Which major gedolim, especially at the times at which the events occurred, but in general too, have said Hallel for Yom Haatzmaut and Yom Yerushalyim?
The definition of a major gadol is, of course, highly subjective, and left up to the answerer.
Rabbi Eliezer Melamed rules in Peninei Halachah that one must say Halel.
He says elsewhere that Rabbi Shlomoh Goren (and Rabbi Gershoni, quoted in the footnote) ruled to say it with a blessing, and this is how Rabbi Tzvi Yehudah Kook acted. He also quotes Rabbi Meshulam Rata (Kol Mevaser 1:21) to say it with a blessing. Rabbi Sharki (quoted in Sidur Beis Meluchah), Shu"t Netzer Mata'ai (36), and Rabbi Ch. D. HaLevi (Das HaMedinah p. 82) ruled to say it with a blessing. Rabbi Y. L. HaKohen Maimon ruled likewise in his own synagogue.
However, he quotes Rabbi Ovadyah Heda'yah and Rabbi Ovadyah Yosef (Yabia Omer Orach Chayim 6:41) who ruled to say it without a blessing. Rabbi Yosef Mashash (Otzar HaMichtavim 3:1769) ruled to say it with a blessing; however, he says that when Rabbi Mashash heard Rabbi Yosef's ruling, he ruled that someone who had the practice already not to bless should not bless (Shemesh UMagen 3:63,66). Rabbi Sha'ul Yisra'eli ruled not to bless. This is also the opinion of Rabbi Avraham Shapira and Rabbi Mordechai Eliyahu (quoted in HaRabbanus HaRei'shis vol. 1 pp. 901-903).
Rabbi Ushpiza'i, Rabbi Hertzog, Rabbi Uzi'el (brought in HaRabbanus HaRei'shis vol. 2 p. 841), Rabbi S. Y. Zevin (quoted there p. 890 note 6), and "HaRav HaNazir" (quoted by his son) all say that when Israel was first created they should have ruled to say Halel with a blessing; but since they didn't, we can no longer say it with a blessing.

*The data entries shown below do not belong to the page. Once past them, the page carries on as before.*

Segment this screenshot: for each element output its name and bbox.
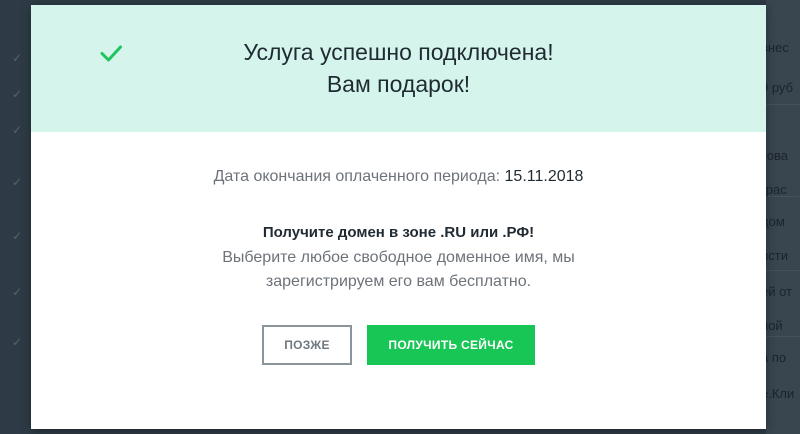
bg-text: грас [761,182,787,197]
later-button[interactable]: ПОЗЖЕ [262,325,352,365]
page: ✓ ✓ ✓ ✓ ✓ ✓ ✓ внес 9 руб това грас дом и… [0,0,800,434]
bg-check-icon: ✓ [12,123,23,137]
bg-check-icon: ✓ [12,87,23,101]
bg-text: 9 руб [761,80,794,95]
period-date: 15.11.2018 [504,168,584,185]
promo-text-line2: зарегистрируем его вам бесплатно. [265,273,532,290]
promo-title: Получите домен в зоне .RU или .РФ! [262,224,535,241]
modal-header: Услуга успешно подключена! Вам подарок! [31,5,766,132]
bg-text: ной [761,318,783,333]
bg-check-icon: ✓ [12,335,23,349]
bg-text: това [761,148,789,163]
bg-check-icon: ✓ [12,229,23,243]
modal-title-line1: Услуга успешно подключена! [243,39,554,65]
bg-check-icon: ✓ [12,285,23,299]
background-sidebar: ✓ ✓ ✓ ✓ ✓ ✓ ✓ [0,0,34,434]
check-icon [100,45,122,62]
bg-check-icon: ✓ [12,51,23,65]
period-info: Дата окончания оплаченного периода: 15.1… [31,166,766,188]
success-modal: Услуга успешно подключена! Вам подарок! … [31,5,766,429]
get-now-button[interactable]: ПОЛУЧИТЬ СЕЙЧАС [367,325,535,365]
modal-title: Услуга успешно подключена! Вам подарок! [131,36,666,100]
period-label: Дата окончания оплаченного периода: [213,168,501,185]
modal-title-line2: Вам подарок! [326,71,471,97]
promo-text-line1: Выберите любое свободное доменное имя, м… [222,249,575,266]
bg-text: е.Кли [761,386,795,401]
bg-text: внес [761,40,789,55]
bg-text: дом [761,214,785,229]
bg-text: исти [761,248,788,263]
bg-divider [766,336,800,337]
bg-check-icon: ✓ [12,175,23,189]
bg-divider [766,104,800,105]
bg-text: ей от [761,284,793,299]
bg-divider [766,270,800,271]
bg-text: а по [761,350,787,365]
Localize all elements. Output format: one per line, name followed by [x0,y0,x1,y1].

Rabbi Yosef Dov Soloveitchik (quoted in Nefesh HaRav p. 97 quoted on this website) ruled to say it without a blessing. Though Fred quotes a student of his who said he would cover himself so no one could figure out what he was doing.
After I searched a little bit, I came up with these other sources not quoted by Rabbi Melamed:
Rabbi Yehudah Herzl Henkin (Bnei Vanim 1:16 and vol. 2 p. 210 in the addendum about his father) quotes his father Rabbi Yosef Eliyahu Henkin who said not to say Halel at all, but said not to stop those who did say it because they have on whom to rely.
The Minchas Yitzchak (10:10) is against saying Halel on "ימי חגם אשר בדו מלבם."
The Lubavitcher Rebbi (Igros Kodesh 9573) also says not to say it.